PALU – Massa dari Front Pemuda Kaili (FPK) Sulawesi Tengah (Sukteng) bersama tokoh adat dan masyarakat sekitar tambang, menggelar aksi demonstrasi di Kantor PT Citra Palu Minerals (CPM), di Kelurahan Poboya, Senin (10/02).
Ketua FPK Sulteng, Erwin Lamporo selaku penanggung jawab aksi, mengatakan, demonstrasi itu ditujukan kepada pemerintah pusat dalam hal ini Kementerian Energi dan Sumber Daya Mineral (ESDM).
Menurutnya, sejatinya kehadiran perusahaan di suatu daerah dapat menjadi sarana untuk menciptakan kesejehteraan dan kesetaraan hidup masyarakat (ekonomi, sosial, dan budaya).
“Namun anazir tersebut ternyata tidak selalu benar. Keberadaan CPM justru berpotensi menciptakan kesenjangan sosial dalam tatanan masyarakat serta dikhawatirkan akan bermuara pada terjadinya perpecahan dalam masyarakat akibat konflik kepentingan,” kata Erwin.
Ia juga menyoroti metode pertambangan bawah tanah yang dirancang di kawasan Poboya yang notabene berada di jalur Sesar Palu Koro.
“Aktivitas ini berisiko merusak hidrogeologi kawasan, termasuk mengganggu aliran Sungai Pondo yang menjadi sumber utama air bagi masyarakat sekitar. Memaksakan tambang bawah tanah dengan alasan kandungan emas yang lebih besar di lapisan bawah, tanpa memikirkan dampaknya terhadap masyarakat dan lingkungan,” katanya.
Kata dia, ancaman nyata berupa risiko gempa, longsor, perubahan alur sungai, penurunan debet air dan sumber mata air serta pencemaran air Sungai Pondo kelak akan dialami oleh masyarakat sekitar lingkar tambang dan Kota Palu.
“Kami bersama seluruh elemen masyarakat sekitar lingkar tambang mendesak kepada Pemerintah Provinsi Sulawesi Tengah dan Kementerian ESDM agar mencabut izin konsesi PT CPM dan menghentikan segala aktivitasnya,” katanya.
Ia bahkan mengancam bahwa pihaknya juga akan melakukan penyegelan secara adat di lokasi tersebut.
Terkait metode pertambangan underground atau bawah tanah, General Manager (GM) External Affairs and Security PT Citra Palu Minerals (CPM), Amran Amier, menyampaikan bahwa metode tersebut tidak serta merta dilakukan pada saat ini.
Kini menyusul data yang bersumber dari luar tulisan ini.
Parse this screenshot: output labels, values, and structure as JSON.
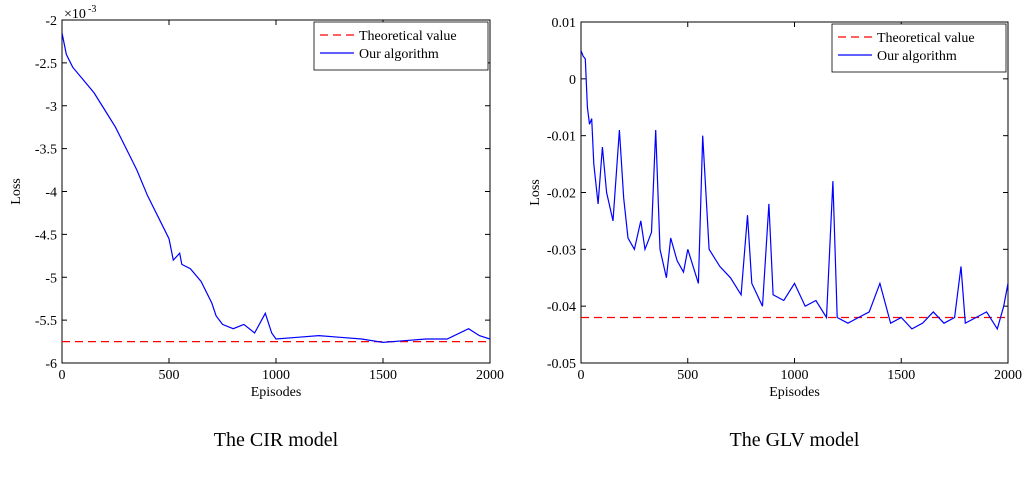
{
  "chart_data": [
    {
      "type": "line",
      "caption": "The CIR model",
      "xlabel": "Episodes",
      "ylabel": "Loss",
      "y_multiplier": {
        "base": "×10",
        "exponent": "-3"
      },
      "xlim": [
        0,
        2000
      ],
      "ylim": [
        -6,
        -2
      ],
      "xticks": [
        0,
        500,
        1000,
        1500,
        2000
      ],
      "yticks": [
        -2,
        -2.5,
        -3,
        -3.5,
        -4,
        -4.5,
        -5,
        -5.5,
        -6
      ],
      "legend": "upper right",
      "series": [
        {
          "name": "Theoretical value",
          "color": "#ff0000",
          "style": "dashed",
          "x": [
            0,
            2000
          ],
          "values": [
            -5.75,
            -5.75
          ]
        },
        {
          "name": "Our algorithm",
          "color": "#0000ff",
          "style": "solid",
          "x": [
            0,
            20,
            50,
            100,
            150,
            200,
            250,
            300,
            350,
            400,
            450,
            500,
            520,
            550,
            560,
            600,
            650,
            700,
            720,
            750,
            800,
            850,
            900,
            950,
            980,
            1000,
            1100,
            1200,
            1300,
            1400,
            1500,
            1600,
            1700,
            1800,
            1900,
            1950,
            2000
          ],
          "values": [
            -2.15,
            -2.4,
            -2.55,
            -2.7,
            -2.85,
            -3.05,
            -3.25,
            -3.5,
            -3.75,
            -4.05,
            -4.3,
            -4.55,
            -4.8,
            -4.72,
            -4.85,
            -4.9,
            -5.05,
            -5.3,
            -5.45,
            -5.55,
            -5.6,
            -5.55,
            -5.65,
            -5.42,
            -5.65,
            -5.72,
            -5.7,
            -5.68,
            -5.7,
            -5.72,
            -5.76,
            -5.74,
            -5.72,
            -5.72,
            -5.6,
            -5.68,
            -5.72
          ]
        }
      ]
    },
    {
      "type": "line",
      "caption": "The GLV model",
      "xlabel": "Episodes",
      "ylabel": "Loss",
      "xlim": [
        0,
        2000
      ],
      "ylim": [
        -0.05,
        0.01
      ],
      "xticks": [
        0,
        500,
        1000,
        1500,
        2000
      ],
      "yticks": [
        0.01,
        0,
        -0.01,
        -0.02,
        -0.03,
        -0.04,
        -0.05
      ],
      "legend": "upper right",
      "series": [
        {
          "name": "Theoretical value",
          "color": "#ff0000",
          "style": "dashed",
          "x": [
            0,
            2000
          ],
          "values": [
            -0.042,
            -0.042
          ]
        },
        {
          "name": "Our algorithm",
          "color": "#0000ff",
          "style": "solid",
          "x": [
            0,
            10,
            20,
            30,
            40,
            50,
            60,
            80,
            100,
            120,
            150,
            180,
            200,
            220,
            250,
            280,
            300,
            330,
            350,
            370,
            400,
            420,
            450,
            480,
            500,
            550,
            570,
            600,
            650,
            700,
            750,
            780,
            800,
            850,
            880,
            900,
            950,
            1000,
            1050,
            1100,
            1150,
            1180,
            1200,
            1250,
            1300,
            1350,
            1400,
            1450,
            1500,
            1550,
            1600,
            1650,
            1700,
            1750,
            1780,
            1800,
            1850,
            1900,
            1950,
            1980,
            2000
          ],
          "values": [
            0.005,
            0.004,
            0.0035,
            -0.005,
            -0.008,
            -0.007,
            -0.015,
            -0.022,
            -0.012,
            -0.02,
            -0.025,
            -0.009,
            -0.021,
            -0.028,
            -0.03,
            -0.025,
            -0.03,
            -0.027,
            -0.009,
            -0.03,
            -0.035,
            -0.028,
            -0.032,
            -0.034,
            -0.03,
            -0.036,
            -0.01,
            -0.03,
            -0.033,
            -0.035,
            -0.038,
            -0.024,
            -0.036,
            -0.04,
            -0.022,
            -0.038,
            -0.039,
            -0.036,
            -0.04,
            -0.039,
            -0.042,
            -0.018,
            -0.042,
            -0.043,
            -0.042,
            -0.041,
            -0.036,
            -0.043,
            -0.042,
            -0.044,
            -0.043,
            -0.041,
            -0.043,
            -0.042,
            -0.033,
            -0.043,
            -0.042,
            -0.041,
            -0.044,
            -0.04,
            -0.036
          ]
        }
      ]
    }
  ]
}
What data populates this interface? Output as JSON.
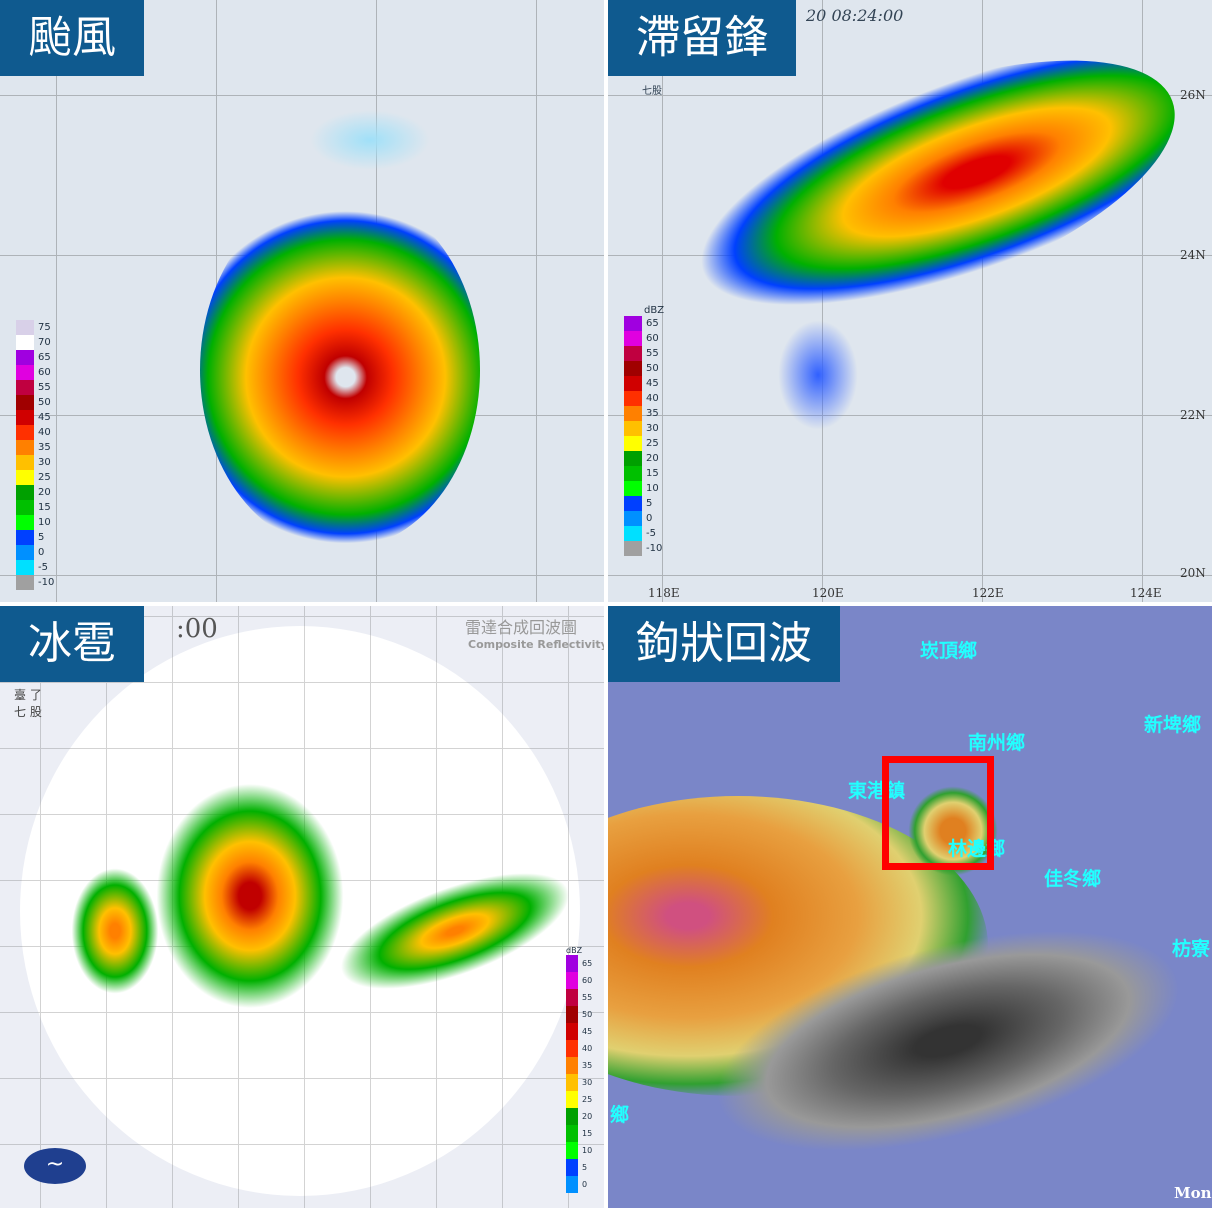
{
  "panels": [
    {
      "title": "颱風",
      "legend": [
        "75",
        "70",
        "65",
        "60",
        "55",
        "50",
        "45",
        "40",
        "35",
        "30",
        "25",
        "20",
        "15",
        "10",
        "5",
        "0",
        "-5",
        "-10"
      ]
    },
    {
      "title": "滯留鋒",
      "timestamp": "20 08:24:00",
      "station": "七股",
      "legend_unit": "dBZ",
      "legend": [
        "65",
        "60",
        "55",
        "50",
        "45",
        "40",
        "35",
        "30",
        "25",
        "20",
        "15",
        "10",
        "5",
        "0",
        "-5",
        "-10"
      ],
      "x_ticks": [
        "118E",
        "120E",
        "122E",
        "124E"
      ],
      "y_ticks": [
        "26N",
        "24N",
        "22N",
        "20N"
      ]
    },
    {
      "title": "冰雹",
      "timestamp_fragment": ":00",
      "product_zh": "雷達合成回波圖",
      "product_en": "Composite Reflectivity",
      "stations": [
        "臺 了",
        "七 股"
      ],
      "legend_unit": "dBZ",
      "legend": [
        "65",
        "60",
        "55",
        "50",
        "45",
        "40",
        "35",
        "30",
        "25",
        "20",
        "15",
        "10",
        "5",
        "0"
      ]
    },
    {
      "title": "鉤狀回波",
      "towns": [
        "崁頂鄉",
        "南州鄉",
        "新埤鄉",
        "東港鎮",
        "林邊鄉",
        "佳冬鄉",
        "枋寮",
        "鄉"
      ],
      "corner_text": "Mon"
    }
  ],
  "colors": {
    "title_bg": "#0f5a8f",
    "highlight_box": "#ff0000"
  },
  "legend_colors": [
    "#d8d0e8",
    "#ffffff",
    "#a000e0",
    "#e000e0",
    "#c00040",
    "#a00000",
    "#d00000",
    "#ff3000",
    "#ff8000",
    "#ffc000",
    "#ffff00",
    "#00a000",
    "#00c000",
    "#00ff00",
    "#0040ff",
    "#0090ff",
    "#00e0ff",
    "#a0a0a0"
  ]
}
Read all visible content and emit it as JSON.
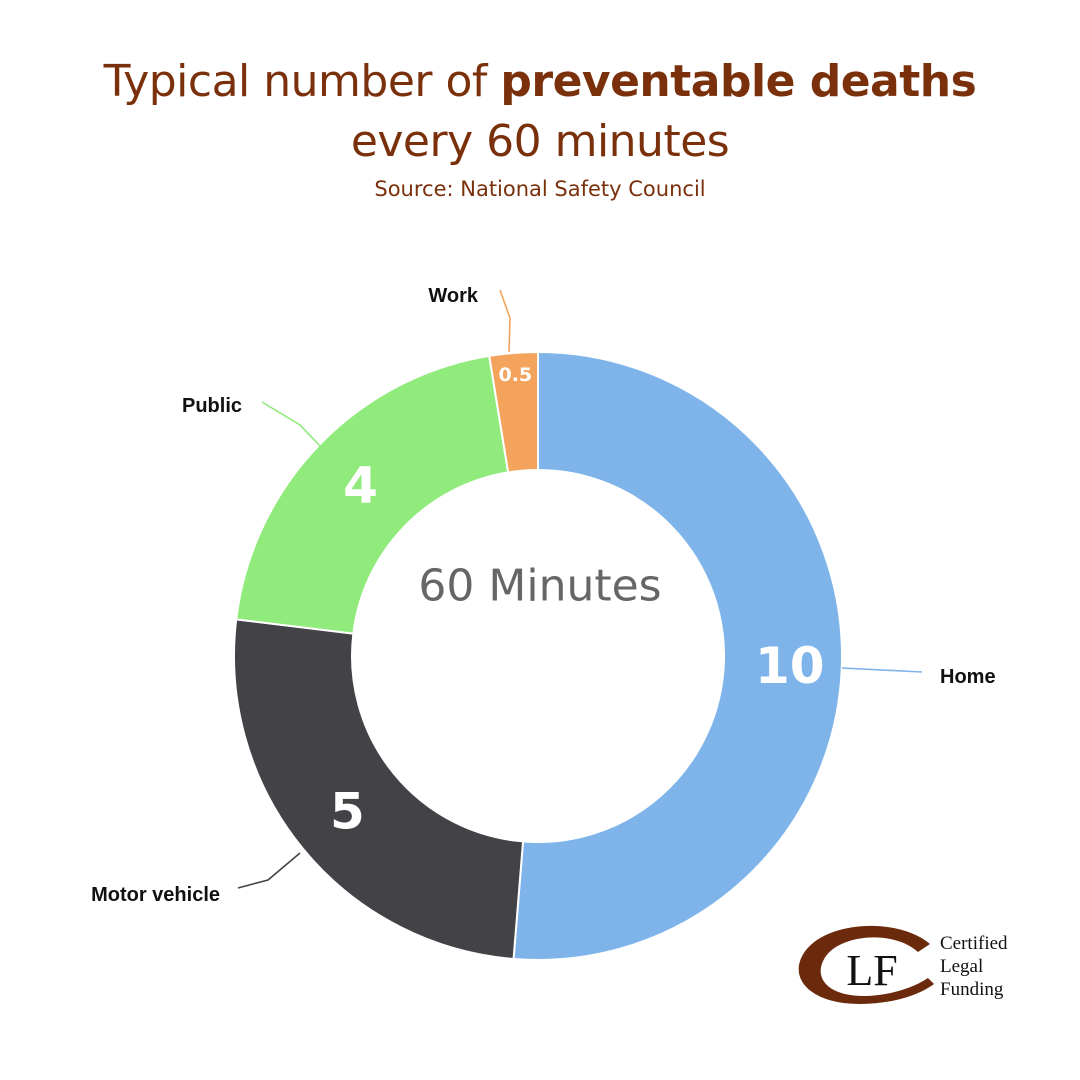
{
  "title": {
    "part1": "Typical number of ",
    "bold": "preventable deaths",
    "line2": "every 60 minutes"
  },
  "source": "Source: National Safety Council",
  "center_label": "60 Minutes",
  "chart_data": {
    "type": "pie",
    "donut": true,
    "title": "Typical number of preventable deaths every 60 minutes",
    "center_text": "60 Minutes",
    "categories": [
      "Home",
      "Motor vehicle",
      "Public",
      "Work"
    ],
    "values": [
      10,
      5,
      4,
      0.5
    ],
    "value_labels": [
      "10",
      "5",
      "4",
      "0.5"
    ],
    "colors": [
      "#7fb4ea",
      "#434347",
      "#90ea7c",
      "#f4a35d"
    ],
    "order": "clockwise from top"
  },
  "logo": {
    "monogram": "CLF",
    "lines": [
      "Certified",
      "Legal",
      "Funding"
    ],
    "color": "#6b2a0c"
  }
}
Analisis Mengenai Dampak Lingkungan (AMDAL) sudah dirancang sejak Tahun 2017.
“Itu bukan perkara yang mudah, membutuhkan kajian yang melibatkan ahli. Tentu yang dikaji dari berbagai aspek, mulai dari sisi lingkungan, termasuk kajian kegempaan karena adanya patahan Palu Koro,” jelas Amran.